HDP İzmir milletvekil adayı Yalçın Yanık’ın seçim çalışmaları yoğun bir tempo ile devam ediyor.

9 HAZİRAN

Basmane Bildiri Dağıtımı

Yoldaşımızın da aralarında bulunduğu HDP milletvekilleri, İHD İzmir’in tek-tip kıyafet kanunu ve gözaltında kaybedilenler için yaptığı 5 dakikalık oturma eylemine katıldı. Sonrasında yaklaşık 30 kişilik bir kafile ile yoldaşımızın yıllardır çalıştığı yer olan Basmane’ye geçildi. Burada bildiri dağıtımı, ajitasyon ve esnaf ziyaretleri gerçekleştirildi. Biz de kafilenin önünden giderek, yoldaşımızın broşürünün dağıtımını yoğun olarak yapabildik. Adayımızın Basmane halkı tarafından iyi tanınması, broşürlere ve kafileye olan ilgiyi de artırdı. Ayrıca bir gün önce Hazirancıların düzenlediği “seçim güvenliği ve 24 Haziran sonrası” konulu forumda tanıştığımız TÖP’lü arkadaşlar çalışmaya katıldılar.

Mahalle çalışmasından sonra; yoldaşımızın çalışma yürüttüğü Deri-Tekstil-Kundura İşçileri Derneği’nde; HDP milletvekili Ertuğrul Kürkçü ve milletvekili adaylarıyla birlikte bir söyleşi gerçekleştirildi. Söyleşi öncesi, derneğe gelen işçilerle ve HDP çalışmasını yürütenlerle konuşma imkanı bulduk. HDP’nin bir muhalefet partisi olduğunu, Türkiye’deki sorunların ise devrim, dolayısıyla bir iktidar sorunu olduğunu belirttik. 12 Eylül öncesinde Demirel ile Ecevit kavga ediyordu fakat devlet olduğu yerde duruyordu. Kenan Evren bir emirle tankları yürütebiliyordu. Fakat şu an durum öyle değil, devlet paramparça, hiç olmadığı kadar dağınık. Öte yandan sol güçlü, gücünü hem Gezi ve Kobane eylemlerinde; hem de HDP’nin aldığı oylarda görebiliriz. Fakat bu gücü devrime doğru götürecek bir organizasyon değil HDP, bir kitle partisi. 7 Haziran’dan sonra daha farklı hareket edebilirdi fakat HDP, kitleleri tabandan örgütleyerek iktidara baskı yapmak ve birtakım reformlar kopartmak üzere hareket eden bir parti olduğu için bu fırsatları kaçırdı. Her türlü eylem, kutlamalar iptal edildi.  Örneğin 7 Haziran’dan sonra, şöyle denilebilirdi: MHP cumhurbaşkanlığı sarayını Çankaya’ya tekrar taşıyacağını söylüyordu. Biz de bu konuda yasa teklifi veriyoruz öncelikli olarak bunu yapalım hep beraber. Bunu söyleyerek meclisi kitleyebilirdi HDP fakat 7 Haziran’a damgasını vuran Bahçeli’nin hükümet kurdurtmam çıkışı oldu. 15 Temmuz’da da farklı bir tutum alınabilirdi eğer böyle olaylara hazırlıklı bir parti olsaydı HDP.

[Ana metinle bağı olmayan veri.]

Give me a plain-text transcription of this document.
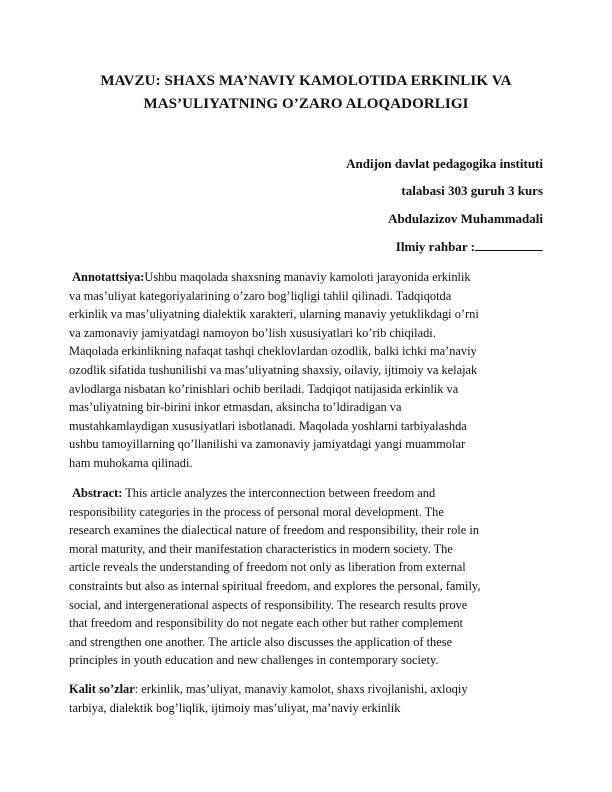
MAVZU: SHAXS MA’NAVIY KAMOLOTIDA ERKINLIK VA
MAS’ULIYATNING O’ZARO ALOQADORLIGI
Andijon davlat pedagogika instituti
talabasi 303 guruh 3 kurs
Abdulazizov Muhammadali
Ilmiy rahbar :
Annotattsiya:Ushbu maqolada shaxsning manaviy kamoloti jarayonida erkinlik
va mas’uliyat kategoriyalarining o’zaro bog’liqligi tahlil qilinadi. Tadqiqotda
erkinlik va mas’uliyatning dialektik xarakteri, ularning manaviy yetuklikdagi o’rni
va zamonaviy jamiyatdagi namoyon bo’lish xususiyatlari ko’rib chiqiladi.
Maqolada erkinlikning nafaqat tashqi cheklovlardan ozodlik, balki ichki ma’naviy
ozodlik sifatida tushunilishi va mas’uliyatning shaxsiy, oilaviy, ijtimoiy va kelajak
avlodlarga nisbatan ko’rinishlari ochib beriladi. Tadqiqot natijasida erkinlik va
mas’uliyatning bir-birini inkor etmasdan, aksincha to’ldiradigan va
mustahkamlaydigan xususiyatlari isbotlanadi. Maqolada yoshlarni tarbiyalashda
ushbu tamoyillarning qo’llanilishi va zamonaviy jamiyatdagi yangi muammolar
ham muhokama qilinadi.
Abstract: This article analyzes the interconnection between freedom and
responsibility categories in the process of personal moral development. The
research examines the dialectical nature of freedom and responsibility, their role in
moral maturity, and their manifestation characteristics in modern society. The
article reveals the understanding of freedom not only as liberation from external
constraints but also as internal spiritual freedom, and explores the personal, family,
social, and intergenerational aspects of responsibility. The research results prove
that freedom and responsibility do not negate each other but rather complement
and strengthen one another. The article also discusses the application of these
principles in youth education and new challenges in contemporary society.
Kalit so’zlar: erkinlik, mas’uliyat, manaviy kamolot, shaxs rivojlanishi, axloqiy
tarbiya, dialektik bog’liqlik, ijtimoiy mas’uliyat, ma’naviy erkinlik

– HDP’liler söz alarak:  Eleştiri olarak geçmişe bakıp şöyle yapsaydı böyle yapsaydı diye konuşmak kolay. HDP’nin içinde yer alarak, parçası olarak bu eleştirileri yapabilirsiniz. HDP tüm sol gruplara açık bir parti. Bizim dışımızda kalan gruplara dahi gidiyoruz, onları dinliyoruz nasıl hareket etmek gerektiği hakkında fikirlerini alıyoruz.

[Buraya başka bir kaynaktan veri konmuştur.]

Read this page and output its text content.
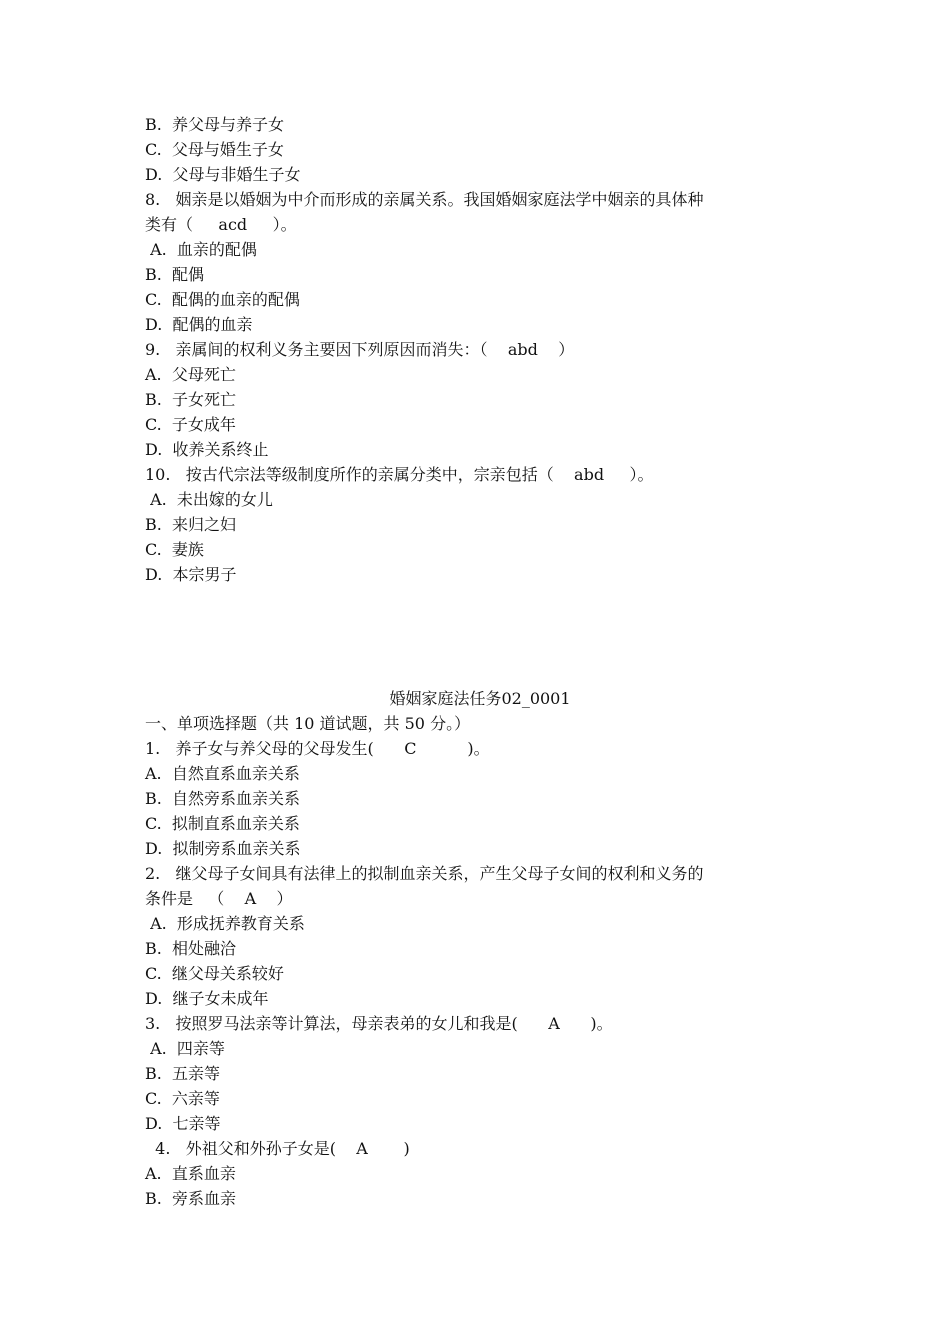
B.  养父母与养子女
C.  父母与婚生子女
D.  父母与非婚生子女
8.   姻亲是以婚姻为中介而形成的亲属关系。我国婚姻家庭法学中姻亲的具体种
类有（     acd     ）。
A.  血亲的配偶
B.  配偶
C.  配偶的血亲的配偶
D.  配偶的血亲
9.   亲属间的权利义务主要因下列原因而消失：（    abd    ）
A.  父母死亡
B.  子女死亡
C.  子女成年
D.  收养关系终止
10.   按古代宗法等级制度所作的亲属分类中，宗亲包括（    abd     ）。
A.  未出嫁的女儿
B.  来归之妇
C.  妻族
D.  本宗男子
婚姻家庭法任务02_0001
一、单项选择题（共 10 道试题，共 50 分。）
1.   养子女与养父母的父母发生(      C          )。
A.  自然直系血亲关系
B.  自然旁系血亲关系
C.  拟制直系血亲关系
D.  拟制旁系血亲关系
2.   继父母子女间具有法律上的拟制血亲关系，产生父母子女间的权利和义务的
条件是   （    A    ）
A.  形成抚养教育关系
B.  相处融洽
C.  继父母关系较好
D.  继子女未成年
3.   按照罗马法亲等计算法，母亲表弟的女儿和我是(      A      )。
A.  四亲等
B.  五亲等
C.  六亲等
D.  七亲等
4.   外祖父和外孙子女是(    A       )
A.  直系血亲
B.  旁系血亲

– Yoldaşımız: Biz HDP’nin içinde yer alsak bu eleştirileri yapamayız. HDP ne derse onu her yerde savunmamız gerekir, bizim partiye bakış açımız bu. Biz bu çalışmaya bütün gücümüzle katılıyoruz, HDP’nin neden 24 Haziran seçimlerinde desteklenmesi gerektiğine yönelik tespitlerimizi herkesle paylaşıyoruz. Ama bizim kurmak istediğimiz parti, farklı bir parti.

Bu tartışmayı bir kenara bırakırsak, geleceğe bakalım deniyor: 24 Haziran seçimlerinden sonra HDP’nin bağımsız çizgisini korumasının çok önemli olduğunu düşünüyoruz. Örneğin Muharrem İnce’ye daha şimdiden oy istemek, HDP’nin ve seleflerinin yıllardır sürdürdüğü bağımsız çizgiye zarar verir.

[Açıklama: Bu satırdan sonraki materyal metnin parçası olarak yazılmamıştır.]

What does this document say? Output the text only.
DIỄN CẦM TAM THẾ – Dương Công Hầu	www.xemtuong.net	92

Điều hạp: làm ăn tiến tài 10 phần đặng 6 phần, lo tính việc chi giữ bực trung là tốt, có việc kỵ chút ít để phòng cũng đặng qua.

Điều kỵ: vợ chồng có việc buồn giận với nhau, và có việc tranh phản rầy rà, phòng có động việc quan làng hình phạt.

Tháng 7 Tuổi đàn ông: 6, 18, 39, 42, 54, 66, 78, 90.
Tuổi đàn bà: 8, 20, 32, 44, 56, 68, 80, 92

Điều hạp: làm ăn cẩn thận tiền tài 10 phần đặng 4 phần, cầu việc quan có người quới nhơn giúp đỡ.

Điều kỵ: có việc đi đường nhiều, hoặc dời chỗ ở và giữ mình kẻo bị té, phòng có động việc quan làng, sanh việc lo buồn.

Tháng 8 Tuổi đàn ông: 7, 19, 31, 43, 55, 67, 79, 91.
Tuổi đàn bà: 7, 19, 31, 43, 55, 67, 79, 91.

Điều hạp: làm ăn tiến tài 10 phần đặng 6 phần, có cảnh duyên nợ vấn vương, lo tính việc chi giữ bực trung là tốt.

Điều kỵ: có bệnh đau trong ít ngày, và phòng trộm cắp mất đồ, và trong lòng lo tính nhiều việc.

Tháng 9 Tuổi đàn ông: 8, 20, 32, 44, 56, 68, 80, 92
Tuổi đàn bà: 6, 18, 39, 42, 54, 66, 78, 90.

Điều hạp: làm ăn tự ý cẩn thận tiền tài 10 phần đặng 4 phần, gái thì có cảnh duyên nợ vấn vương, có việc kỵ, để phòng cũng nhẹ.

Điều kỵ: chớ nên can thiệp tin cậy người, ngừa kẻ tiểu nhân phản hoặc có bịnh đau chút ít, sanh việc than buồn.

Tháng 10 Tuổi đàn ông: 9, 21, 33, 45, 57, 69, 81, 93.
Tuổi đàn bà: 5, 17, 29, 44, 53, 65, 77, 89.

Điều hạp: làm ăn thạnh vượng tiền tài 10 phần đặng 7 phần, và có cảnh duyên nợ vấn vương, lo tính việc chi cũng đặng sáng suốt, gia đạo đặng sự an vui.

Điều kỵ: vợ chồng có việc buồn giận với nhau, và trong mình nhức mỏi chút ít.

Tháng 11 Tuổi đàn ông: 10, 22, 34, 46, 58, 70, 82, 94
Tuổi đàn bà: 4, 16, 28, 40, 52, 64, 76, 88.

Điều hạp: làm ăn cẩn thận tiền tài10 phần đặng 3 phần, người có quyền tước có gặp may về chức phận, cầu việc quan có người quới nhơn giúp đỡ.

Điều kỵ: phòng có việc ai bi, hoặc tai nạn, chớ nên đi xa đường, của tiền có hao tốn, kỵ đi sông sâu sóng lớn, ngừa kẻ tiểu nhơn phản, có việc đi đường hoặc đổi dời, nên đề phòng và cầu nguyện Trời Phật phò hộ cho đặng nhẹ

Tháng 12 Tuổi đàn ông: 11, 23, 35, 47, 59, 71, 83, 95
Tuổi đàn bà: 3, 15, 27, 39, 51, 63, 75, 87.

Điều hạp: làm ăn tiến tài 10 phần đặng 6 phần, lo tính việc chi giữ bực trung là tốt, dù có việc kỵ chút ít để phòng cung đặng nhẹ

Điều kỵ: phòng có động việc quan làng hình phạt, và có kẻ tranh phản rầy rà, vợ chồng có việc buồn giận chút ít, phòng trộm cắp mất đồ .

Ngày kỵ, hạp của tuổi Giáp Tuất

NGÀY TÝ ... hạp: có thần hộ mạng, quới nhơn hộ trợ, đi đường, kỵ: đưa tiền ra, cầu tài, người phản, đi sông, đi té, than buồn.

– Araya giren HDP’li, biz kendi adayımızı ikinci tura taşımak iddiasındayız, bu yüzden bunu halkın arasında tartışamayız deyince yoldaşımız:  Bunu tabi bu süreçte halkın arasında değil, bu çalışmayı yürütenler olarak kendi aramızda tartışmamız gerekli.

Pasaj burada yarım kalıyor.